Over the last few months, our engineers have been working really hard on improving our crawl methodology. Previously, our crawlers (we have hundreds) used to crawl links relatively randomly, with the emphasis being on collecting as many new URLs as possible.
We think we have won the “mine is bigger than yours” debate. Now we want to not just crawl faster, but also smarter. We started this process by starting to categorize URLS, based on things like how frequently the page needs crawling based on the referring domains count and whether it is a homepage or inner page. In addition we can mark up sites that seem to be especially hard to crawl, so we can give them their very own category.
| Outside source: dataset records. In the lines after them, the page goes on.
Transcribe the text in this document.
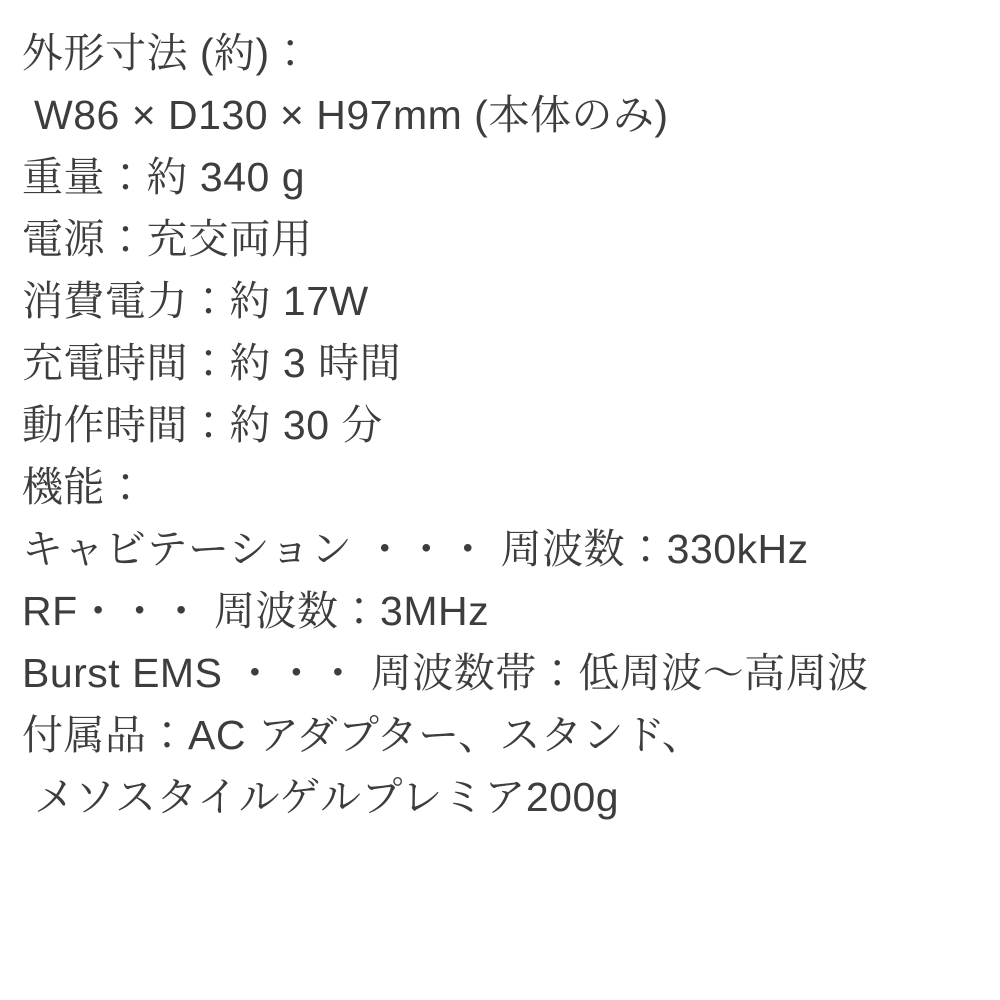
外形寸法 (約)：
W86 × D130 × H97mm (本体のみ)
重量：約 340 g
電源：充交両用
消費電力：約 17W
充電時間：約 3 時間
動作時間：約 30 分
機能：
キャビテーション ・・・ 周波数：330kHz
RF・・・ 周波数：3MHz
Burst EMS ・・・ 周波数帯：低周波〜高周波
付属品：AC アダプター、スタンド、
メソスタイルゲルプレミア200g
Soon we will also be able to categorize URLs based on user requests moving forward, so that if you have requested a report on a site’s back-links, we will then be able to prioritize the re-indexing on the main back-links, ready for the next update. We have not fixed a date for this new feature, but we are looking at a relatively short event horizon.
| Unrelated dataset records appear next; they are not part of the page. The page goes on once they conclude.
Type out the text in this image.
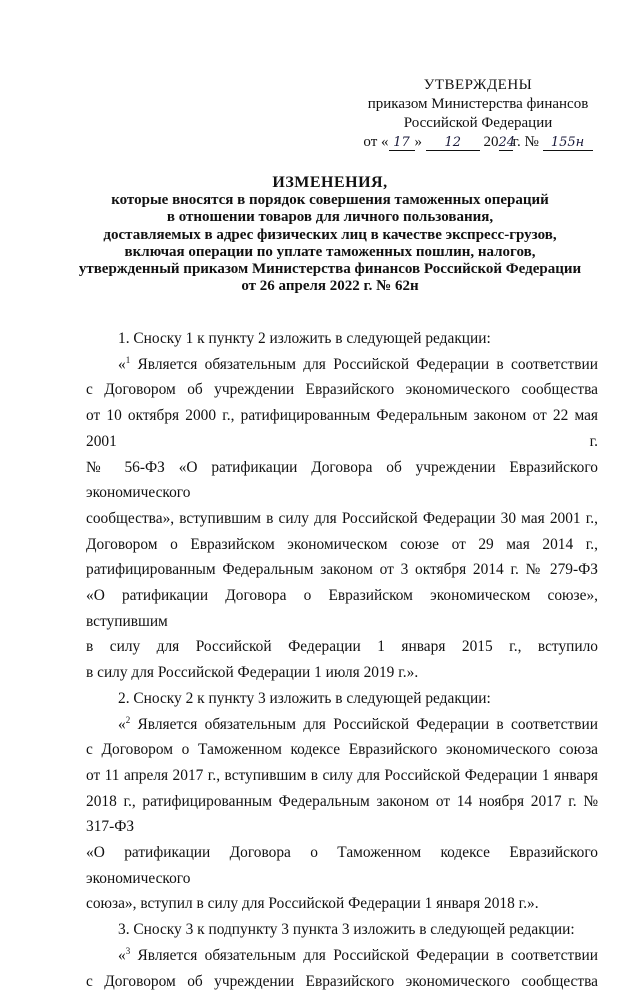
УТВЕРЖДЕНЫ
приказом Министерства финансов
Российской Федерации
от « 17 » 12 2024г. № 155н
ИЗМЕНЕНИЯ,
которые вносятся в порядок совершения таможенных операций
в отношении товаров для личного пользования,
доставляемых в адрес физических лиц в качестве экспресс-грузов,
включая операции по уплате таможенных пошлин, налогов,
утвержденный приказом Министерства финансов Российской Федерации
от 26 апреля 2022 г. № 62н

1. Сноску 1 к пункту 2 изложить в следующей редакции:

«$^1$ Является обязательным для Российской Федерации в соответствии

с Договором об учреждении Евразийского экономического сообщества

от 10 октября 2000 г., ратифицированным Федеральным законом от 22 мая 2001 г.

№ 56-ФЗ «О ратификации Договора об учреждении Евразийского экономического

сообщества», вступившим в силу для Российской Федерации 30 мая 2001 г.,

Договором о Евразийском экономическом союзе от 29 мая 2014 г.,

ратифицированным Федеральным законом от 3 октября 2014 г. № 279-ФЗ

«О ратификации Договора о Евразийском экономическом союзе», вступившим

в силу для Российской Федерации 1 января 2015 г., вступило

в силу для Российской Федерации 1 июля 2019 г.».

2. Сноску 2 к пункту 3 изложить в следующей редакции:

«$^2$ Является обязательным для Российской Федерации в соответствии

с Договором о Таможенном кодексе Евразийского экономического союза

от 11 апреля 2017 г., вступившим в силу для Российской Федерации 1 января

2018 г., ратифицированным Федеральным законом от 14 ноября 2017 г. № 317-ФЗ

«О ратификации Договора о Таможенном кодексе Евразийского экономического

союза», вступил в силу для Российской Федерации 1 января 2018 г.».

3. Сноску 3 к подпункту 3 пункта 3 изложить в следующей редакции:

«$^3$ Является обязательным для Российской Федерации в соответствии

с Договором об учреждении Евразийского экономического сообщества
Next we have gotten smarter in choosing which servers and crawlers index which “bucket” of URLs. Where we have problems indexing a particular domain, for example, we might route these crawl requests through in-house servers, where we can monitor the crawl very closely and keep our worldwide servers for the stuff we think will not cause any issues. Each server also has, historically, crawled with different amounts of bandwidth, so urls that need crawling most frequently can perhaps be routed to our highest bandwidth servers.
This now means that the most important pages on the internet will be crawled as often as every hour! That’s a truly industrial scale, and whilst few pages need that sort of treatment, more and more pages will seem to get recrawled more frequently, because we are responding – at an algorithmic level – to user demands.
We are also getting more intelligent about the crawl itself. We are already now pulling the page title as well as the anchor text of a link when we crawl, but there are a few other things that we can do now during the crawl. The first is to make a determination as to whether we need to crawl the page more frequently (and no – changing the time stamp on the fly won’t make a difference! First and foremost you will need pages that are important anyway). The second is that we can now make some heuristic decisions when we find a page or link has disappeared. If the page times out, it has probably been deleted. If it has been deleted, then all the links previously on that page are also effectively deleted. We mark these as such on the fly, without even trying to re-spider those links. Over a few indexing cycles, this should dramatically improve the quality of the index.